Come combattere quegli aspetti del temperamento umano che sfociano nel fanatismo? La risposta a questa domanda si trova in Letter concerning Enthusiasm, scritta da Anthony Ashley-Cooper, terzo conte di Shaftesbury (1671-1713). Pubblicata di recente da Chiarelettere, intitolata Lettera sul fanatismo, è introdotta da  David Bidussa con la sua piacevole Della intelligenza ironica. La lettera coglie quei pensieri lievi e meno seriosi, fondamentali per combattere l’intolleranza e l’eccesso di serietà.

L’autore, chiamato più comunemente Shaftesbury, è colui che ha teorizzato la forza della presa in giro senza offendere. Una presa in giro ragionevole ed equilibrata è un mezzo leggero e penetrante per opporsi alla violenza del fanatismo. Combattere il fanatismo con altrettanto fanatismo genera fanatismo. I fanatici non temono gli altri fanatici. Per fare un esempio molto dibattuto fra i tdG e non: Se si trattano in maniera estrema quei membri che contestano alcuni insegnamenti o modi di fare e li cacciano con modalità estreme, ostracizzandoli, è molto difficile che queste persone cambino atteggiamento, anzi la conseguenza che ne deriva è un altro fanatismo contrapposto, uno schieramento ostile di ex membri, che mira ad abbattere le credenze dei tdG, con la stessa violenza verbale, se non di più, con la quale sono stati trattati.

Violenza genera violenza, ostracismo altro ostracismo, avversione altra avversione, persecuzione altra persecuzione.

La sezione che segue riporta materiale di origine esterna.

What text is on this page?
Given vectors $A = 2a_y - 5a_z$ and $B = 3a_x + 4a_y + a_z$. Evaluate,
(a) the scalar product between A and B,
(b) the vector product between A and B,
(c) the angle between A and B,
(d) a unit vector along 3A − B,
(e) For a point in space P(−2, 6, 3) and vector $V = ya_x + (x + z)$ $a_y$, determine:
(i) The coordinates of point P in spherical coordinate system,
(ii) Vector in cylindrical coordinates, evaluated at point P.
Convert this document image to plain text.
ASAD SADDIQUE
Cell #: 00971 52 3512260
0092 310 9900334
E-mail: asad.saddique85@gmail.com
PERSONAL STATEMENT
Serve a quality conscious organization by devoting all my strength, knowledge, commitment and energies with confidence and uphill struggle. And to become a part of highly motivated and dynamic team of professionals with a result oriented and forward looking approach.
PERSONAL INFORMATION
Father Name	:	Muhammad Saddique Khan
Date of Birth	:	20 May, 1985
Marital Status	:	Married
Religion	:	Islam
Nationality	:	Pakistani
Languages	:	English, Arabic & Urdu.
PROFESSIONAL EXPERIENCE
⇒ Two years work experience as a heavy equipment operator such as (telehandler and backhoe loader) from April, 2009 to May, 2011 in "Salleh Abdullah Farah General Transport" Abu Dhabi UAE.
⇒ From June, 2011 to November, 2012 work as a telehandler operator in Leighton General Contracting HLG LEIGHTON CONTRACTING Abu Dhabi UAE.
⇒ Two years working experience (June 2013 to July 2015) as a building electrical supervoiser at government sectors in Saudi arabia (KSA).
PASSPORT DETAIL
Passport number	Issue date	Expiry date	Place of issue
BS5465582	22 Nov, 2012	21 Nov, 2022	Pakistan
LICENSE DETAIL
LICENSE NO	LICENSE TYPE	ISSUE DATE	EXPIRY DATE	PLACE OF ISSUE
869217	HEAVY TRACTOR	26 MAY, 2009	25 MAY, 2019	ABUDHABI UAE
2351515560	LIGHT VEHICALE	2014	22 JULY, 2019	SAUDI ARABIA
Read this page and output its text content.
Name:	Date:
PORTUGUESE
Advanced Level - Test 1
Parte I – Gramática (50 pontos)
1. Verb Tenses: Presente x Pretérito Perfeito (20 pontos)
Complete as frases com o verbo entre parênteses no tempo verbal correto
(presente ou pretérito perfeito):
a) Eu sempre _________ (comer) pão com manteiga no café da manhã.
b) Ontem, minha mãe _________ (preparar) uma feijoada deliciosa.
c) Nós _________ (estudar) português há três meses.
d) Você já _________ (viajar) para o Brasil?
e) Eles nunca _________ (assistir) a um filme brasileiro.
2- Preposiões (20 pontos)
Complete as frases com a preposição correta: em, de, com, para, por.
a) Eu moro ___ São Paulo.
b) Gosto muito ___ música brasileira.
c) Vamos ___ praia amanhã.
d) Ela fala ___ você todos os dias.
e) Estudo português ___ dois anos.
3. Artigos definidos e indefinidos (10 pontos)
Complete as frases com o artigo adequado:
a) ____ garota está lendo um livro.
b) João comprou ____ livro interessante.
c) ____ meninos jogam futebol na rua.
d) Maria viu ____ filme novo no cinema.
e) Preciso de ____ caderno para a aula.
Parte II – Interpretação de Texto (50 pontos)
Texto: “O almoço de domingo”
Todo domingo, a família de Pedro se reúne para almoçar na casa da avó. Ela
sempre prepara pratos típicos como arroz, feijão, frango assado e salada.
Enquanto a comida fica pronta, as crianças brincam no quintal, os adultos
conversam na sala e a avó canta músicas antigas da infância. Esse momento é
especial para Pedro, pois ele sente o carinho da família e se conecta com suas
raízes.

E’ la legge del seminato: “Si raccoglie ciò che si semina” (Galati 6:7). D’altronde una classe religiosa che mostra questo atteggiamento non può pretendere che chi viene allontanato reagisca pentendosi e che ritorni felice e purgato delle sue colpe. A volte ci riesce, ma nella stragrande maggioranza dei casi questa regola non porta frutto, anzi genera oppositori accaniti. La religione che condanna severamente non viene vista positivamente. Ma anche chi è stato condannato, se reagisce allo stesso modo, ostracizzando il credo della sua ex religione e tutti i suoi aderenti, nonché fratelli di un tempo, non è che viene visto anche lui in chiave positiva. Tutt’altro.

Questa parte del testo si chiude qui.